The songs are a cocktail of defiant remonstration and plaintive entreaty. It gets difficult to swallow the brew as it's exhausting to listen to Lee harping on the same subject, particularly in "Sweet Sacrifice" (One day I'm gonna forget your name/and one sweet day, you're gonna drown in my lost pain); "Call Me When You're Sober" (Don't cry to me/if you loved me/you would be here with me/... you never call when you're sober/you only want it coz it's over); "Weight of the World" (If you love me/then let go of me/I won't be held down by who I used to be), to cite a few.

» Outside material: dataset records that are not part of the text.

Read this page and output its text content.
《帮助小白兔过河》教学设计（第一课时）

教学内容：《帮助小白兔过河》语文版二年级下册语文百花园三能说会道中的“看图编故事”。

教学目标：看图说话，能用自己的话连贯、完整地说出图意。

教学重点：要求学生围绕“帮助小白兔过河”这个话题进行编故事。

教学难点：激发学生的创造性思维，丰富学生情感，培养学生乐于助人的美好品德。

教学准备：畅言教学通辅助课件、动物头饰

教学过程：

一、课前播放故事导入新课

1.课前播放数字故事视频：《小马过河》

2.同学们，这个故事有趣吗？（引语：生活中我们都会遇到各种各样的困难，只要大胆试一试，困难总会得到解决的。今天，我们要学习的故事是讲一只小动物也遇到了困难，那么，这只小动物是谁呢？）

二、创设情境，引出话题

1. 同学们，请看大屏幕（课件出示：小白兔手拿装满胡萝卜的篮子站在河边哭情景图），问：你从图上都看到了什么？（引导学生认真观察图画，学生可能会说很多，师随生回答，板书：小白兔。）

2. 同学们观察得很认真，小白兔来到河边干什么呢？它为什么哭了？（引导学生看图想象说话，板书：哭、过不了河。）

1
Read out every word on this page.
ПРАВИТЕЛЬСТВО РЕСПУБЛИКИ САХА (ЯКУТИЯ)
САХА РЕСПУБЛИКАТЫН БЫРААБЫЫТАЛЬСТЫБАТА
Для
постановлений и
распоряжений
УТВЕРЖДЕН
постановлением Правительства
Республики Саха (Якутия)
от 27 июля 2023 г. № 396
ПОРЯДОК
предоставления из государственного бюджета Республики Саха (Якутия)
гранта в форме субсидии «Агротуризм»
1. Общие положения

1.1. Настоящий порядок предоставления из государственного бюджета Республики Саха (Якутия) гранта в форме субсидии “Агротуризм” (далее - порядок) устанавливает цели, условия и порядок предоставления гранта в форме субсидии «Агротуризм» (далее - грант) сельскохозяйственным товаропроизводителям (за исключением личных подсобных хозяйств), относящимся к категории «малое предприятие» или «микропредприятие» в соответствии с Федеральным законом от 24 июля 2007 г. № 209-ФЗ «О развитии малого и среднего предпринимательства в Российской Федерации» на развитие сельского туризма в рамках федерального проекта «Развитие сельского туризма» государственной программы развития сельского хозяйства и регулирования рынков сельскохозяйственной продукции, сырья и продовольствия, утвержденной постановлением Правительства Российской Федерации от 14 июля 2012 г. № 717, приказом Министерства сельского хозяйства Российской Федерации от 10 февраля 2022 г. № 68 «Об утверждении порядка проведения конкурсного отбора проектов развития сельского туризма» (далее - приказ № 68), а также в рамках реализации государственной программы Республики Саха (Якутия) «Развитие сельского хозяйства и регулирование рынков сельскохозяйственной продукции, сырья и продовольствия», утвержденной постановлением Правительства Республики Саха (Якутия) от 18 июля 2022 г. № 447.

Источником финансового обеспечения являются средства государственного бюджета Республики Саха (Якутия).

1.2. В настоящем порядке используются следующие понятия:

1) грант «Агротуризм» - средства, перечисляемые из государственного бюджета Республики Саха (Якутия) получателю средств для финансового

Loneliness is, of course, a theme; the main difference is that the songs convey how someone,
who is comfortable being in a state of despair, is struggling to overcome that despair. It's a little silly to make a case of one's own inability to escape from wallowing in self-pity, but Lee manages to pull it off, with a little more finesse in "Lacrymosa" (Now that you're gone/I feel like myself again/grieving the things I can't repair), which borrows Mozart's Requiem to max the drama, and "Lithium" (I want to stay in love with my sorrow/oh but God I want to let it go).
Evanescence in art tradition plays on the poignancy of transient beauty and temporal life. The emphasis is on life highlighted by death - like appreciating cherry blossoms all the more because they have only a brief moment of glory before being borne away by the wind. In contrast, the band Evanescence follows a gothic tradition that romanticizes death without exhibiting any love of life or at the very least a sense of humor about it. But then apparently, it sells.
Those who fancy themselves as bipolar schizophrenics, Chucky's Brides, or Anne Rice acolytes will likely rouse themselves from catatonia for the pleasure of listening to this album.
Evanescence is consistently in love with heavy metal beats, piano rock, and dark imagery
wrought by words like pain, silence, ashes, nothingness, sacrifice, cold ground, grieving,
bleeding. The Open Door may pay lip service to abandoning the gloom, but if Evanescence ever does, it's probable that they'll lose what hold they have on their fans.